The KPMG and UNDP 2025 Budget Forum, themed “Resetting the Economy for the Ghana We Want,” provided a platform for stakeholders to assess the government’s fiscal policies and their potential impact on businesses. Discussions at the forum emphasized the need for strong collaboration between the government and private sector players to achieve the budget’s milestones.
Meanwhile, Industry players have expressed mixed reactions to the levy increase, with some welcoming the move as a necessary step for revenue generation, others argued that it may deter investment in the mining sector. However, the government remains firm in its position that the increased levy is a necessary measure to ensure Ghana benefits equitably from its natural resources.
The decision to increase the Growth and Sustainability Levy from 1% to 3% is more than just a fiscal adjustment—it is a bold assertion of Ghana’s right to benefit fairly from its natural wealth. For too long, fluctuations in global commodity prices have dictated national revenue streams without a structured mechanism to ensure that Ghanaians reap the rewards of resource booms. By taking decisive action, the government is signaling that economic justice and national interest must take precedence over corporate convenience.

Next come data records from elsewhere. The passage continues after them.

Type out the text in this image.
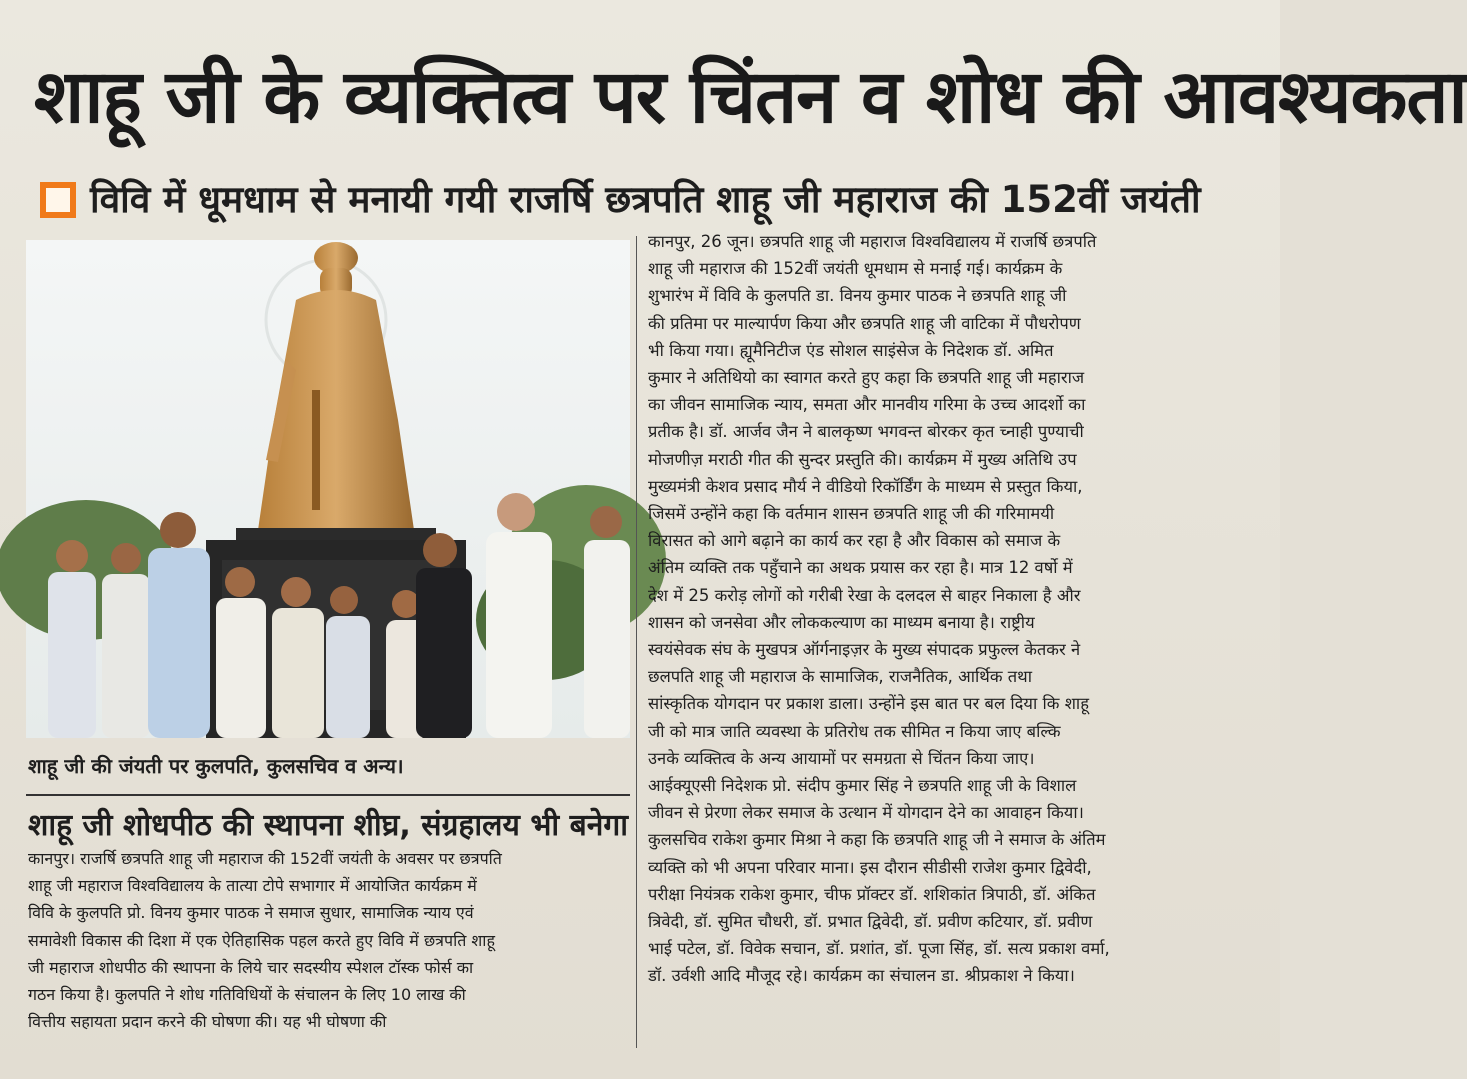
शाहू जी के व्यक्तित्व पर चिंतन व शोध की आवश्यकता
विवि में धूमधाम से मनायी गयी राजर्षि छत्रपति शाहू जी महाराज की 152वीं जयंती
शाहू जी की जंयती पर कुलपति, कुलसचिव व अन्य।
शाहू जी शोधपीठ की स्थापना शीघ्र, संग्रहालय भी बनेगा
कानपुर। राजर्षि छत्रपति शाहू जी महाराज की 152वीं जयंती के अवसर पर छत्रपति
शाहू जी महाराज विश्वविद्यालय के तात्या टोपे सभागार में आयोजित कार्यक्रम में
विवि के कुलपति प्रो. विनय कुमार पाठक ने समाज सुधार, सामाजिक न्याय एवं
समावेशी विकास की दिशा में एक ऐतिहासिक पहल करते हुए विवि में छत्रपति शाहू
जी महाराज शोधपीठ की स्थापना के लिये चार सदस्यीय स्पेशल टॉस्क फोर्स का
गठन किया है। कुलपति ने शोध गतिविधियों के संचालन के लिए 10 लाख की
वित्तीय सहायता प्रदान करने की घोषणा की। यह भी घोषणा की
कानपुर, 26 जून। छत्रपति शाहू जी महाराज विश्वविद्यालय में राजर्षि छत्रपति
शाहू जी महाराज की 152वीं जयंती धूमधाम से मनाई गई। कार्यक्रम के
शुभारंभ में विवि के कुलपति डा. विनय कुमार पाठक ने छत्रपति शाहू जी
की प्रतिमा पर माल्यार्पण किया और छत्रपति शाहू जी वाटिका में पौधरोपण
भी किया गया। ह्यूमैनिटीज एंड सोशल साइंसेज के निदेशक डॉ. अमित
कुमार ने अतिथियो का स्वागत करते हुए कहा कि छत्रपति शाहू जी महाराज
का जीवन सामाजिक न्याय, समता और मानवीय गरिमा के उच्च आदर्शो का
प्रतीक है। डॉ. आर्जव जैन ने बालकृष्ण भगवन्त बोरकर कृत च्नाही पुण्याची
मोजणीज़ मराठी गीत की सुन्दर प्रस्तुति की। कार्यक्रम में मुख्य अतिथि उप
मुख्यमंत्री केशव प्रसाद मौर्य ने वीडियो रिकॉर्डिंग के माध्यम से प्रस्तुत किया,
जिसमें उन्होंने कहा कि वर्तमान शासन छत्रपति शाहू जी की गरिमामयी
विरासत को आगे बढ़ाने का कार्य कर रहा है और विकास को समाज के
अंतिम व्यक्ति तक पहुँचाने का अथक प्रयास कर रहा है। मात्र 12 वर्षो में
देश में 25 करोड़ लोगों को गरीबी रेखा के दलदल से बाहर निकाला है और
शासन को जनसेवा और लोककल्याण का माध्यम बनाया है। राष्ट्रीय
स्वयंसेवक संघ के मुखपत्र ऑर्गनाइज़र के मुख्य संपादक प्रफुल्ल केतकर ने
छलपति शाहू जी महाराज के सामाजिक, राजनैतिक, आर्थिक तथा
सांस्कृतिक योगदान पर प्रकाश डाला। उन्होंने इस बात पर बल दिया कि शाहू
जी को मात्र जाति व्यवस्था के प्रतिरोध तक सीमित न किया जाए बल्कि
उनके व्यक्तित्व के अन्य आयामों पर समग्रता से चिंतन किया जाए।
आईक्यूएसी निदेशक प्रो. संदीप कुमार सिंह ने छत्रपति शाहू जी के विशाल
जीवन से प्रेरणा लेकर समाज के उत्थान में योगदान देने का आवाहन किया।
कुलसचिव राकेश कुमार मिश्रा ने कहा कि छत्रपति शाहू जी ने समाज के अंतिम
व्यक्ति को भी अपना परिवार माना। इस दौरान सीडीसी राजेश कुमार द्विवेदी,
परीक्षा नियंत्रक राकेश कुमार, चीफ प्रॉक्टर डॉ. शशिकांत त्रिपाठी, डॉ. अंकित
त्रिवेदी, डॉ. सुमित चौधरी, डॉ. प्रभात द्विवेदी, डॉ. प्रवीण कटियार, डॉ. प्रवीण
भाई पटेल, डॉ. विवेक सचान, डॉ. प्रशांत, डॉ. पूजा सिंह, डॉ. सत्य प्रकाश वर्मा,
डॉ. उर्वशी आदि मौजूद रहे। कार्यक्रम का संचालन डा. श्रीप्रकाश ने किया।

However, this move must not be an isolated policy shift. It should be the catalyst for a comprehensive overhaul of Ghana’s tax framework—one that includes a well-defined windfall tax regime to ensure that when global market conditions favor extractive industries, the people of Ghana do not remain mere spectators but active beneficiaries.
This is not just about taxation; it is about economic sovereignty. Ghana must not only extract resources from its soil but also extract real value for its people. The mining sector cannot thrive in isolation—it must be part of a broader national agenda that prioritizes fair revenue distribution, sustainable development, and long-term economic resilience.
The 2025 Budget may have set the stage, but the real test lies ahead; Will Ghana finally take full control of its resource wealth? The answer must be a resounding yes!